Prière
- John Holliday
- 15 mars
- 2 min de lecture
Dernière mise à jour : 19 mars
Depuis ce jour de février, comme un présage,
Sur le chemin dans les bois,
Entre la maison et le village,
Nous jouons avec ma fille
A trouver le plus beau galet
Et l'entreposer au bout du chemin
A l'endroit d'une cabane.
Maintenant je sais pourquoi.
Ce qui se dépose finit par s'assembler
En histoire à raconter.
Le lendemain,
D'une bourrasque,
La fenêtre de cette cabane s'est ouverte
Laissant apparaitre
Devant mes yeux ébahis
Deux têtes
Le souffle coupé
Un chevreuil, un sanglier
Tristes trophées
Ne peuvent quitter le mur de mes pensées.
Le troisième jour,
Un galet à la main
Et dans l'autre, celle de ma fille
Se crispe soudain quand
Devant l'entrée de la cabane
Un corps inerte s'étend
C'est un chevreuil...
Ma fille ne détourne pas l'œil
Et lance à ce chasseur droit devant :
"Est-ce que je peux le recueillir ?"
Un regard de plomb tombe sur elle puis l'esquive
Une gêne stupéfaite s'esquisse
Cherche dans mes yeux livides
En vain une branche complice...
Il nous laissera la tête...
Le quatrième jour, le 14 février
Ma fille me tire par le bras
A travers le bois
Et cette partie de moi campée dans l'oubli
S'entraine dans les pas décidés
De celle qui sait...
C'est ainsi qu'avec j'apprends à marcher
Avec des jambes qui vacillent
Vers l'horizon qui se renouvelle
Et nous rassemblons
Ces pierres qui s'éparpillent
Réunies en cet instant figé
Sur le seuil de cette cabane
Et d'une tête lourde déposée...
Mes paupières
Et les doigts tremblants de ma main
Se referment
Sur les doux bois
Aux quatre directions
Je la rapporte
Comme une croix
A la maison.
Le Cinquième jour
Sous la pluie battante
Nos mains sales creusent
Nos mots et nos dessins s'enfoncent
Sans réponse
En cette heure recouverte
Par la terre du jardin.
Le Sixième jour,
Au cœur des bois de la montagne
Dans la pente sous mes pieds une pierre se décroche
Et roule vers le bas
Jusqu'à cette clairière
Jusqu'à cet aboiement soudain.
Devant mes yeux,
Sur un tapis de mousses et de lichens
Le pelage nouveau
D'un chevreuil majestueux.
Il tourne vers moi sa tête sereine
Dévoilant son cou orné de blanc
Et attend un instant
Du coin de son œil brillant
Mon regard déposé
Au fond de ce puits
Dans l'eau nos galets qui scintillent
Et voir bondir par ricochets infinis
La liberté retrouvée.
Le jour Dernier,
La cabane est fermée
Une personne se tient devant l'entrée :
"Vous cherchez des galets ?"
Je voulais répondre "c'est pour les animaux chassés"

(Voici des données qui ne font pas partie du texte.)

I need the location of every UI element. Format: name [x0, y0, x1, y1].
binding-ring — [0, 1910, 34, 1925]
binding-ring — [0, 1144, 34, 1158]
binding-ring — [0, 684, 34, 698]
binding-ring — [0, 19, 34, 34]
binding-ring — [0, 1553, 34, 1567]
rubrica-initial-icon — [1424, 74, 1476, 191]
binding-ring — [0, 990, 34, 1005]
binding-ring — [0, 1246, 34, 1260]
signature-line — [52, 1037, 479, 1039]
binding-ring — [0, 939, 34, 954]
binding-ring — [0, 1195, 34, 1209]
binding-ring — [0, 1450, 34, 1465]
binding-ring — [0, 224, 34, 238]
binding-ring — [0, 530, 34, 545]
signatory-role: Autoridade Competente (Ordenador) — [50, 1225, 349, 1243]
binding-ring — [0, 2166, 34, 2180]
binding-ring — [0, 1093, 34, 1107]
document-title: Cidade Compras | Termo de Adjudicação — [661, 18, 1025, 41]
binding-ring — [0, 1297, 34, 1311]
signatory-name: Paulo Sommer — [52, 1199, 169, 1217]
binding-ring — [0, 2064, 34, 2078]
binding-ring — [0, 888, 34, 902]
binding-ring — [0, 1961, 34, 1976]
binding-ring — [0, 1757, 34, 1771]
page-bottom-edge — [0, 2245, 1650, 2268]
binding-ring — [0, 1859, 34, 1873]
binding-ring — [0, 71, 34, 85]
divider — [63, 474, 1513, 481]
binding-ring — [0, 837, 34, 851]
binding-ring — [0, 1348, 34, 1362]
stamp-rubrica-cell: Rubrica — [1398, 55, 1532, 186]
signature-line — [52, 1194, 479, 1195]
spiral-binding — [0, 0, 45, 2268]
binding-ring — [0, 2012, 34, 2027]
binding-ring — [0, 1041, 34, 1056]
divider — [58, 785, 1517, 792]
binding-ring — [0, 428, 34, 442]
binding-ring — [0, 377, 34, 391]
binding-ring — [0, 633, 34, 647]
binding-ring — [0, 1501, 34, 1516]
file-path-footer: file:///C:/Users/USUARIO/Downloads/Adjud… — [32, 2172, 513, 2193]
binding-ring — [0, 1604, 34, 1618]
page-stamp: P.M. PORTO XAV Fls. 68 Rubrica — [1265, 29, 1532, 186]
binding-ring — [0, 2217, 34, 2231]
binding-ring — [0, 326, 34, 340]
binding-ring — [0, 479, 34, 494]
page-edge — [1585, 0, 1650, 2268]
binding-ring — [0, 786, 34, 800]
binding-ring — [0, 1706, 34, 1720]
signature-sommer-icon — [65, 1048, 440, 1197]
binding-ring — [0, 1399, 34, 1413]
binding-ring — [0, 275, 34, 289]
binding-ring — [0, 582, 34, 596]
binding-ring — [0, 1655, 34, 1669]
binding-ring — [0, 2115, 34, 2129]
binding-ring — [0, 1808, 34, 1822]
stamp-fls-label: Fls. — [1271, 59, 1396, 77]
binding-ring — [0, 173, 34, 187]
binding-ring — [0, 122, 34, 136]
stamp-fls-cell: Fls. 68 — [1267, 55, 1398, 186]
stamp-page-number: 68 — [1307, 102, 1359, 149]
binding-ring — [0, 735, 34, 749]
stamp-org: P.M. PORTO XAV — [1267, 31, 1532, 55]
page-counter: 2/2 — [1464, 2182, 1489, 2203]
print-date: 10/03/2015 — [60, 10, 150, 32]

Mais j'ai répondu, d'un sourire sans pensées :
"C'est pour ma fille".
C'est la dernière fois que je rencontre quelqu'un
Près de cette cabane.
C'est ainsi qu'en suivant ma fille
Sur le chemin de ce bois
L'instant comme trésor
Que mes peines sont devenues de l'or.
Alors il n'y a plus à souffrir.
Alors il n'y a plus à mourir.
Tant je continue à offrir
Des galets
Encore et En Corps
En Présence
En Silence
En mots soupesés
Avec l'Amour
Pour seule balance.
Qu'il est beau d'être un homme tout en gardant intact son cœur d'enfant
Cela m'émeut...
Merci John !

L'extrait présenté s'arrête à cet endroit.